Last update: Jul 2 2018
In this car, 3rd gear works well driving from 0-40 MPH, 4th gear works well from 30-55 MPH, and 5th gear is good for over 50 MPH.
OEM electric cars like the Leaf and Model S have one speed transmissions. They use AC motors that turn fast, reverse electrically, and provide good torque at low RPMs with liquid cooling. They use different gearing (around 9:1) than the typical final reduction in a gas car (around 3:1).
For normal driving, power is not as important with an electric car as with gas, because of the difference in torque. The torque rating for gas engines is really a maximum rating, which you can only acheive at a specific engine speed. At low RPMs, gas engines provide very little torque compared to their maximum. Electric motors provide maximum torque at all speeds. The graphs below show the advantage of electric motor torque, even when compared to an internal combustion engine that has higher performance ratings.
In this example, the ICE has higher torque and horsepower, but only in the upper RPM range. The electric motor has more torque and power in the lower RPM range. In a drag race the ICE wins, but for normal driving the electric motor wins.
Top speed is limited by the motor maximum RPM and the driveline gearing. I never attempted full speed. The calculation below gives an estimate of 79 MPH with the WarP 11 motor. With the WarP 9, the calculation is 105 MPH.
s = 60 × r ÷ (g × f × w)
|s||Top speed in MPH|
|r||Motor maximum continuous RPM|
|r||Motor maximum continuous RPM|
|g||Transmission top gear ratio||0.738|
|f||Diff final reduction ratio||3.700|
|w||Wheel rotations per mile|
Continental ExtremeContact DW 215/45ZR17
There is no air conditioning. Air conditioning is not a big issue since where I live, summers are usually mild.
The only other feature that no longer works is the cruise control.
Starting in 1st gear is awkward. Gas engines have little torque at low RPM, so it's easy to stomp the throttle and wait for the power to ramp up. Electric motors have full torque at low RPMs so stomping the throttle jolts the driveline pretty hard. The motor controller has a setting to prevent power from rising at an insane rate.

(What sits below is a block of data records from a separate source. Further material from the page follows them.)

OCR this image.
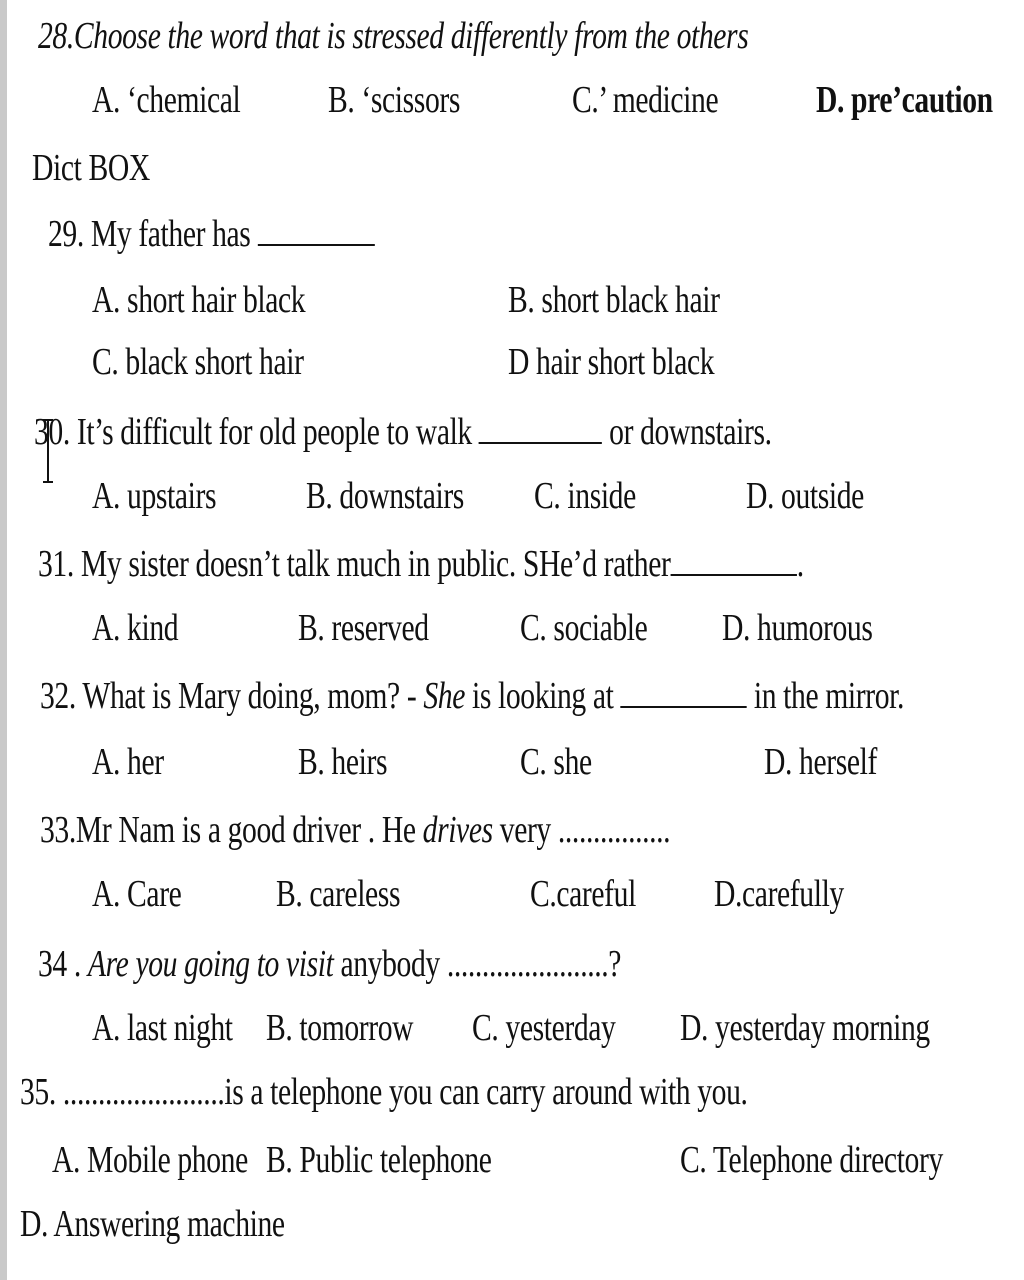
28.Choose the word that is stressed differently from the others
A. ‘chemical B. ‘scissors	C.’ medicine	D. pre’caution
Dict BOX
29. My father has
A. short hair black	B. short black hair
C. black short hair	D hair short black
30. It’s difficult for old people to walk	or downstairs.
A. upstairs B. downstairs C. inside	D. outside
31. My sister doesn’t talk much in public. SHe’d rather	.
A. kind	B. reserved C. sociable D. humorous
32. What is Mary doing, mom? - She is looking at	in the mirror.
A. her	B. heirs	C. she	D. herself
33.Mr Nam is a good driver . He drives very ................
A. Care B. careless	C.careful D.carefully
34 . Are you going to visit anybody .......................?
A. last night B. tomorrow C. yesterday D. yesterday morning
35. .......................is a telephone you can carry around with you.
A. Mobile phone B. Public telephone	C. Telephone directory
D. Answering machine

To start in 1st gear, you must hold the brake pedal hard and press the throttle just the right amount to load the driveline and suspension with just the right amount of tension. With the huge torque, this is a nervous guessing game. The feeling that you might break something creeps in. Once you launch, the car accelerates at a blistering rate, but that only lasts for what seems like a few car lengths. The acceleration is so fast that you max out the motor's RPMs instantly. Shifting from 1st to 2nd gear for maximum acceleration is also awkward.
In contrast, starting off in 3rd gear is smooth and satisfying. The torque feels appropriate. We're accustom to accelerating quickly in 1st, then a little less quickly in 2nd, and so on. With electric, the car keeps right on pulling hard in 3rd, all the way to 40 MPH. The sensation of linear acceleration is exhilarating.
In short, I converted this car to electric for fun. I hoped this project would inspire my kids and show them that if what you want does not exist, you can make it happen yourself.
The choice of Subaru made the most sense for me. There is a strong and active Subaru community where I live. The area hosts several large Subaru clubs and there are two major annual car shows specific to Subaru.
I chose the WRX because of the World Rally Blue color and overall sportiness. World Rally Blue was only available on the WRX. Compared to the base model this car has sporty brakes, taller gearing, faster steering rate, and upgraded suspension. In order to have a car with these features (particularly the color) it is far more cost effective to start with the more expensive car and sell the very desirable turbocharged engine, than to upgrade a base model car.
In terms of the goals, this project is a great success. There has been tremendous interest in the car which has lead to quite a few interesting conversations and friendships.
AC induction motors that are available in the conversion market have the main benefit of regenerative braking, but they cost more and make less power than DC motors.
Typical charging time is 2-3 hours. A full charge takes 6-7 hours. Doing a full charge requires returning home with no remaining charge. That never happens.
The table below shows the yearly savings, which varies with the cost of gasoline. The maintenace cost is the yearly average for 10-year cost of ownership items such as oil changes, air filters, coolant flushing, timing belt.
12000mi × $3/gal ÷ 25mpg
12000mi × $0.12/kWh ÷ 2.6mi/kWh
With AC motors capable of regenerative braking, there is additional savings in reduced need for brake service.
Converting a car is a major undertaking with difficult and expensive problems. The amount of work is similar to swapping a gas engine from a different model.
Not if you've got a good working gas car. Keep driving that until it is kaput.